Prices range from $325 for a suit jacket and $60 for jeans to $45 for dress shirts, $39.50 for neckwear and $150 to $225 for outerwear.

In all pieces, there are details such as red-pick stitching on jackets, red on the underside of buttons, and red satin labels on the outside of sport coats. There is also red piping on the belts. “The Alfani Red DNA is in everything we’re doing,” Goldblatt said.

Labels on the garments and in-store will detail the characteristics of each product, describing the fit and quality attributes.

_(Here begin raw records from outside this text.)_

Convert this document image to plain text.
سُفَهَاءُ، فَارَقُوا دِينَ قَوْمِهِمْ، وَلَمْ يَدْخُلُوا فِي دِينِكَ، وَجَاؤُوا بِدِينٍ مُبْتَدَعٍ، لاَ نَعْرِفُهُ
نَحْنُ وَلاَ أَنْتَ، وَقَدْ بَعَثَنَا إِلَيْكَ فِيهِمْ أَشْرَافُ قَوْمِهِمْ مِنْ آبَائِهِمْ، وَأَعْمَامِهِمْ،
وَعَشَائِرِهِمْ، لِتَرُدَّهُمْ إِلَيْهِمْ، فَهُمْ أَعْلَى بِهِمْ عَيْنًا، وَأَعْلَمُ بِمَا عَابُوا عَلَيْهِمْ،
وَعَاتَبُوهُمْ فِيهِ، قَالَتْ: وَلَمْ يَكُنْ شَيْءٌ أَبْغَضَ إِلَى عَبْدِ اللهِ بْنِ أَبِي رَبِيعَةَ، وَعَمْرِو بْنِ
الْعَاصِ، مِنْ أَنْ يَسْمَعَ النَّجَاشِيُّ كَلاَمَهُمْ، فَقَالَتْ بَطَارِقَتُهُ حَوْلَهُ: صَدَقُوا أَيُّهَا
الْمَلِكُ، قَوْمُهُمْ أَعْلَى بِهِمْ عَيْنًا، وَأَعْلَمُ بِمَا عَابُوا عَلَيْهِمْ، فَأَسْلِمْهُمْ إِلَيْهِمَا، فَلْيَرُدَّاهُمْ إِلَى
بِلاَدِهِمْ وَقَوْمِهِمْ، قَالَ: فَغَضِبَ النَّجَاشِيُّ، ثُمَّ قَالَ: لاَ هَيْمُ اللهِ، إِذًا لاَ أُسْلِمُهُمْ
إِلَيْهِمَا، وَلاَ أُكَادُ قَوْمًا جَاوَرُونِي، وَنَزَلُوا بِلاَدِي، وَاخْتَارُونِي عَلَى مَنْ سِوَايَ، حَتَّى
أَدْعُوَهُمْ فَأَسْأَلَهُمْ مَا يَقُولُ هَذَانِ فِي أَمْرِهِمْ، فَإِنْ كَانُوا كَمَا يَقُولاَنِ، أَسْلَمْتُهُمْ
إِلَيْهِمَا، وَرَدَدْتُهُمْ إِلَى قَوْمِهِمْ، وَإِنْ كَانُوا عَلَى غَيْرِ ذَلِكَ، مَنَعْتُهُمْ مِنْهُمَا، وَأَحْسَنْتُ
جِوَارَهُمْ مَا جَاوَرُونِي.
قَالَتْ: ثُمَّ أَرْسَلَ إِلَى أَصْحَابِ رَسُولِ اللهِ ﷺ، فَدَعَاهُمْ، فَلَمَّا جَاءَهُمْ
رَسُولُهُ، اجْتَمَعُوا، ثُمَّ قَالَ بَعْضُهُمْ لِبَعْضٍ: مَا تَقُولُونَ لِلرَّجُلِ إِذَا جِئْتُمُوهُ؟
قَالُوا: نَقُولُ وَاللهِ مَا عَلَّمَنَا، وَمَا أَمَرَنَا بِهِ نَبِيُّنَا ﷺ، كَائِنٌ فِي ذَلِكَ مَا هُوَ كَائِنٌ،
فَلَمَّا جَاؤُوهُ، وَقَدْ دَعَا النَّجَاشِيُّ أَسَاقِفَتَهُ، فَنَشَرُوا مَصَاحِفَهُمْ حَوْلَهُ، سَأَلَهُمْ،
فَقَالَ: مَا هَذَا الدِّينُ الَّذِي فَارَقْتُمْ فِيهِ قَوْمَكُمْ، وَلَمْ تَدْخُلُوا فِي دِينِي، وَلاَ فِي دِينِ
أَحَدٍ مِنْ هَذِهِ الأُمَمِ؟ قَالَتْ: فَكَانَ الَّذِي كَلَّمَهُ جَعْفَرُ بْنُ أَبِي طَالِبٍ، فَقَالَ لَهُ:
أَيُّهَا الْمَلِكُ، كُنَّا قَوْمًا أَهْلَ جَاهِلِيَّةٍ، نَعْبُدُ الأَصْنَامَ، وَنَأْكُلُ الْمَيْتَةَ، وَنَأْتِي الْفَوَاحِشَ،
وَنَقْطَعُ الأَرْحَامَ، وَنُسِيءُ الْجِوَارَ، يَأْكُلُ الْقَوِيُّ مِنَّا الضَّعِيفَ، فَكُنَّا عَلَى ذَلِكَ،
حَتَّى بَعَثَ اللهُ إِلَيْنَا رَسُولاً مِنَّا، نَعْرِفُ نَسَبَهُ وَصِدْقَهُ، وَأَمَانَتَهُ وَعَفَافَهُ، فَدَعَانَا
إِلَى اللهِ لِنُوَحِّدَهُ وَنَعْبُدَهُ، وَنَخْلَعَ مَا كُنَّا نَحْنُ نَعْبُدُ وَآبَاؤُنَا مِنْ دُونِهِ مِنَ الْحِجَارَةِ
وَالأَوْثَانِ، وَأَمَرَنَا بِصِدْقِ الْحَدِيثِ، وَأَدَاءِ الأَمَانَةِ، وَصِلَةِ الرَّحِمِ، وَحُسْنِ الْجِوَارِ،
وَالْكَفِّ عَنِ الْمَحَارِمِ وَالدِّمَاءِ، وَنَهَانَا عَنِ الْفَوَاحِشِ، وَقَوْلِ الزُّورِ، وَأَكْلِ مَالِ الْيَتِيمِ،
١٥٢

Clothing debuted in February in 100 doors and will be featured in over 600 doors for fall. Sportswear will be rolled out to around 400 stores for the upcoming season.

This week, shops for Alfani Red will debut in Herald Square as well as other high-profile Macy’s units including Union Square in San Francisco; State Street in Chicago; Minneapolis; Lenox Square in Atlanta, and Dadeland in Miami, Goldblatt said.

“We know this customer is in our stores and we’re positioned to sell him highly desirable, commercially successful and viable product,” he added.

Ne-Yo will make personal appearances in support of the brand at events including Glamorama in Chicago and a GQ event in New York in October. He will also be raising awareness for his charity, The Compound Foundation, which aids underprivileged children.